John Oliver Explains Doping Ahead of Rio 2016 in 'Last Week Tonight'
Athletes have given some terrible excuses over the years.
The Rio 2016 Olympics are just around the corner, and to celebrate, John Oliver produced a special episode on all the drugs that athletes take. On Last Week Tonight, broadcast Sunday, Oliver highlighted the prevalence of doping in professional sports, and pointed to evidence that drugs may actually be an accepted part of athletics.
Doping in sports is huge. A leaked survey revealed that 29 percent of athletes in 2011 world championships said they had done it. The practice is part of a long tradition of cheating in professional games: in the 1904 Olympics, one man attempted to jump ahead by getting a lift 11 miles in a car.
Oliver enumerated some of the more ridiculous reasons athletes have given for failing doping tests. Dennis Mitchell, a sprinter, was banned by the IAAF in 1998 after tests showed unusually high levels of testosterone. The high levels, Mitchell explained, were because he had sex at least four times a night and drank five bottles of beer.
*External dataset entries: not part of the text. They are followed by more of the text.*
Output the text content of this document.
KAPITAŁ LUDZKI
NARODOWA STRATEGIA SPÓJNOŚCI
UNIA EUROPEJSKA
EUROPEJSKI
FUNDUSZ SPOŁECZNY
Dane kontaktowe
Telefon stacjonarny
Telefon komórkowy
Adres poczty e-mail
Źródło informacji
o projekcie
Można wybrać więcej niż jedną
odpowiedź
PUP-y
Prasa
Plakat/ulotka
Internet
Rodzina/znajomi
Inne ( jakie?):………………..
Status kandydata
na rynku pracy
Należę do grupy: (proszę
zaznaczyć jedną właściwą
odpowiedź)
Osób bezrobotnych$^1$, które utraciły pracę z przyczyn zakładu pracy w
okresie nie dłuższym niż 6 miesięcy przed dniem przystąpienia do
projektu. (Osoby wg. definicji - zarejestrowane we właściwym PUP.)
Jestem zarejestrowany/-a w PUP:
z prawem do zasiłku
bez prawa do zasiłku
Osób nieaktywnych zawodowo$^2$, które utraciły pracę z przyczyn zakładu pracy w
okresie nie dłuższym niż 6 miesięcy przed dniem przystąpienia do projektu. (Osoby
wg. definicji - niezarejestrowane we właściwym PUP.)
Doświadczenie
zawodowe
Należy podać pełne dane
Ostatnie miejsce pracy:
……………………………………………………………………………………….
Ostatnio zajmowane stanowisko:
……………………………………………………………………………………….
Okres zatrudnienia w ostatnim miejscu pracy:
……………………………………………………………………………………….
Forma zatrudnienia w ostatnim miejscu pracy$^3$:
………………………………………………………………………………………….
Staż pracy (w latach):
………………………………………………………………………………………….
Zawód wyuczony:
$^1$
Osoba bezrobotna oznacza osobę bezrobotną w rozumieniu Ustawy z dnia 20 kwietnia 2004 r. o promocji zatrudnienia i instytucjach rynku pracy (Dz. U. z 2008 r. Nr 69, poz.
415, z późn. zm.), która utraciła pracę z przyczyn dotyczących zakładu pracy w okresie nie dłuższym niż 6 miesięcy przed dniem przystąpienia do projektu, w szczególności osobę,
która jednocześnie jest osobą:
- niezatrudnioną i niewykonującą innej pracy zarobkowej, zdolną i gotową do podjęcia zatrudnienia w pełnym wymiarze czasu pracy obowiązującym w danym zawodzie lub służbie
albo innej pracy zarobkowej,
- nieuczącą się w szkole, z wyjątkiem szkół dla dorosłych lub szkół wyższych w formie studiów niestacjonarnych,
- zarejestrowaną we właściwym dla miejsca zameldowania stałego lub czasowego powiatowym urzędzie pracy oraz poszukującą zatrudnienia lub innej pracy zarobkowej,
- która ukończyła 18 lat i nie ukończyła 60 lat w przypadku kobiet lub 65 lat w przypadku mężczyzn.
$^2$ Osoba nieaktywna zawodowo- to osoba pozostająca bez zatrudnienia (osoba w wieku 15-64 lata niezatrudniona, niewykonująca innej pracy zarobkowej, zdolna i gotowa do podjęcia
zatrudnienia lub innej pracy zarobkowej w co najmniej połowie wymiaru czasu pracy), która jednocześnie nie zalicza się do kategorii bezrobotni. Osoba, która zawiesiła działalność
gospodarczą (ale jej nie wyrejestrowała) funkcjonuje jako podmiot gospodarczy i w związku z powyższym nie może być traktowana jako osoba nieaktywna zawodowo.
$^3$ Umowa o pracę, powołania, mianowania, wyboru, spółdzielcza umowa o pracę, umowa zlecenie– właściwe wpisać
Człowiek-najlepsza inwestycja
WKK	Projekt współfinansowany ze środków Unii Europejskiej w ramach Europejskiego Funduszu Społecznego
But perhaps the most ridiculous reason was the one offered by cyclist Tyler Hamilton, who was asked why his results showed his blood contained the DNA of somebody else. Hamilton said that the blood was from a vanished twin, absorbed in the womb before birth.
Unfortunately, there many not be much of an effort to actually crack down on doping in sport. Dick Pound, the former head of the World Anti-Doping Agency (WADA), said that there’s little incentive to crack down.
“You can do hundreds of thousands of tests and not test anything,” Pound said. “People don’t want it to work.”